Alger County farms facing impact of a mostly dry summer
The season had around three inches less of rain than normal, affecting the growth of plants and crops
CHATHAM, Mich. (WLUC) - At Rock River Farm in Chatham, a normal summer in terms of rain is around 18 to 18.5 inches for its perennial and annual flowers. This year, though, the area got around three inches less.
Owner Rowan Bunce says the annuals needed more watering, while the perennials responded well to the conditions.
“Perennials seem to weather the dry weather a little bit better,” Bunce explained. “They have deeper root systems, and they don’t require as much water because they have had years to grow in.”
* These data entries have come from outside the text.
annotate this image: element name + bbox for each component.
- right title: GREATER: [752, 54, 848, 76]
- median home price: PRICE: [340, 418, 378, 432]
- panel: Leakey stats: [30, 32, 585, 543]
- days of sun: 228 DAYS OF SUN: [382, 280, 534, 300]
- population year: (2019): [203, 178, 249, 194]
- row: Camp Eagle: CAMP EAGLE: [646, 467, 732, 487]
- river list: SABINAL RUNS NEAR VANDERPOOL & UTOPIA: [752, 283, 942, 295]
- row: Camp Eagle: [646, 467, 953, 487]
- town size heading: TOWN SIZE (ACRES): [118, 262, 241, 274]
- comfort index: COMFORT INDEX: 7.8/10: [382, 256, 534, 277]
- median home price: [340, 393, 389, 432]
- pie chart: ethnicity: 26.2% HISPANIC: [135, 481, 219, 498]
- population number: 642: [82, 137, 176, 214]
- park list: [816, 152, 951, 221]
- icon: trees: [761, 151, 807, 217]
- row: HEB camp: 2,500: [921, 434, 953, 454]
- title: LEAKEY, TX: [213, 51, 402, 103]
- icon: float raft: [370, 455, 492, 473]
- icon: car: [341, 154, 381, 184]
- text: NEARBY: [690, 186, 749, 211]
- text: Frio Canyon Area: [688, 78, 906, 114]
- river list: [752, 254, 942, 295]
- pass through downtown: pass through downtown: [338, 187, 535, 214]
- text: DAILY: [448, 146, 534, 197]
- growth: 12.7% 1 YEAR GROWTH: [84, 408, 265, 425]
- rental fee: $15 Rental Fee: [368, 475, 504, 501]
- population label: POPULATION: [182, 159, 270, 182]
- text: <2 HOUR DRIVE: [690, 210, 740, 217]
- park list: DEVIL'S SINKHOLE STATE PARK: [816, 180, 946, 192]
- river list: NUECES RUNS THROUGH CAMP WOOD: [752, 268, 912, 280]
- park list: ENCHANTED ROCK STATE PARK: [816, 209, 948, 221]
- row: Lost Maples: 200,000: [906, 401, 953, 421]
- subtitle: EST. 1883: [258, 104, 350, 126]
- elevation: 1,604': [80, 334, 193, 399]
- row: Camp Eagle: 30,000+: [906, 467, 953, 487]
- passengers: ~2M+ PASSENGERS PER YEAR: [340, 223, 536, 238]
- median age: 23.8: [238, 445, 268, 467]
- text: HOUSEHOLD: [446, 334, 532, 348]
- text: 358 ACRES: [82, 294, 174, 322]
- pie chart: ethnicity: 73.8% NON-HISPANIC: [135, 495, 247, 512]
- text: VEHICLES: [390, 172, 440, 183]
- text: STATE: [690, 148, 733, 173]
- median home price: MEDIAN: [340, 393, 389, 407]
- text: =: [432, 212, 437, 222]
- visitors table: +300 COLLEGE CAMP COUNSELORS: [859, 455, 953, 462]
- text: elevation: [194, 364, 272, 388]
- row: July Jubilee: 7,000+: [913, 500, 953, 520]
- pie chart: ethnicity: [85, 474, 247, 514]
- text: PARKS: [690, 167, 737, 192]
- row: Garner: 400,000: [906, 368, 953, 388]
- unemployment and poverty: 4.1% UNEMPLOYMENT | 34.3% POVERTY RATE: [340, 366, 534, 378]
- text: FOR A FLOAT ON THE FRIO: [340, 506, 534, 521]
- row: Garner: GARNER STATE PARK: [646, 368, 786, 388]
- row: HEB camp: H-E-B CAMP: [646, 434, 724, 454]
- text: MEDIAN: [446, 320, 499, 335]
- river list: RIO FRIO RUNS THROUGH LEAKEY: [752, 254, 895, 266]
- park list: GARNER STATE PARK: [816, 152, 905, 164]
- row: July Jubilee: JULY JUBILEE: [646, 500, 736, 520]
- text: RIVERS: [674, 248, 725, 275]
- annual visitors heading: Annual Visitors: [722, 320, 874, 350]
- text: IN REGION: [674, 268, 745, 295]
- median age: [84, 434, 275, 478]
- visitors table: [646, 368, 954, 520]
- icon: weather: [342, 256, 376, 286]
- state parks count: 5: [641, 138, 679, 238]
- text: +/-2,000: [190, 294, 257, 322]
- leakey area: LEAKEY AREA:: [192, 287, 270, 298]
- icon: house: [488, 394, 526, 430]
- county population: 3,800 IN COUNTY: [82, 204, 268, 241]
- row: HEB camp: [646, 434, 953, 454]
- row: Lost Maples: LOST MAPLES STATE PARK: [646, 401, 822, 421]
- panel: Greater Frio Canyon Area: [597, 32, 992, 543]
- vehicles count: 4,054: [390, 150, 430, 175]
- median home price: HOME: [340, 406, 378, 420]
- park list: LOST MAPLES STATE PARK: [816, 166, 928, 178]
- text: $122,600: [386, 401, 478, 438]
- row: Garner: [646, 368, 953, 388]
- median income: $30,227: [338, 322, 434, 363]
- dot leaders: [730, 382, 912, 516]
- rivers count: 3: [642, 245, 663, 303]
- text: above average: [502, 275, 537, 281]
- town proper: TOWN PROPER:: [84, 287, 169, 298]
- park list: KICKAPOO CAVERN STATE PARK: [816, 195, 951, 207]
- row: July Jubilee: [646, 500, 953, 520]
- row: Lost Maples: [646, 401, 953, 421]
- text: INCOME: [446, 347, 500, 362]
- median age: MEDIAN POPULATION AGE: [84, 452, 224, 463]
The dry season made a lot of the flowers grow quicker. Luckily for Bunce, he has a diverse group of plants to sell, including dry ones used to make bouquets and wreaths.
As a result of the drought, he says there may be a change as to what is planted and when.
“Things that we wouldn’t plant out as early as normal, we are planting out earlier because it’s so hot and so dry that they can handle it,” Bunce said.
Just up the road is the Michigan State University Research Farm. And while its fall harvest season is moving along, the farm’s manager, Paul Naasz, says the dry summer caused a reduced yield in pasture and hay.
“Our hay crops are low,” said Naasz. “They don’t like the hot and dry weather. So, we’re finding ourselves right now, for the winter feeding period, a little short on hay. We may have to look at purchasing some hay in the spring.”
The produce at the MSU North Farm is well irrigated and the low yields will have little impact on the prices of beef.
“The yields’ reductions that we’re going to see is going to have very little impact on the price to the consumer,” Naasz stated. “It’s all the other stuff going on in the world right now that is keeping those prices up.”
The timing of the limited rain helped both farms during the summer, and they hope to have an extended season for plants and crops next year.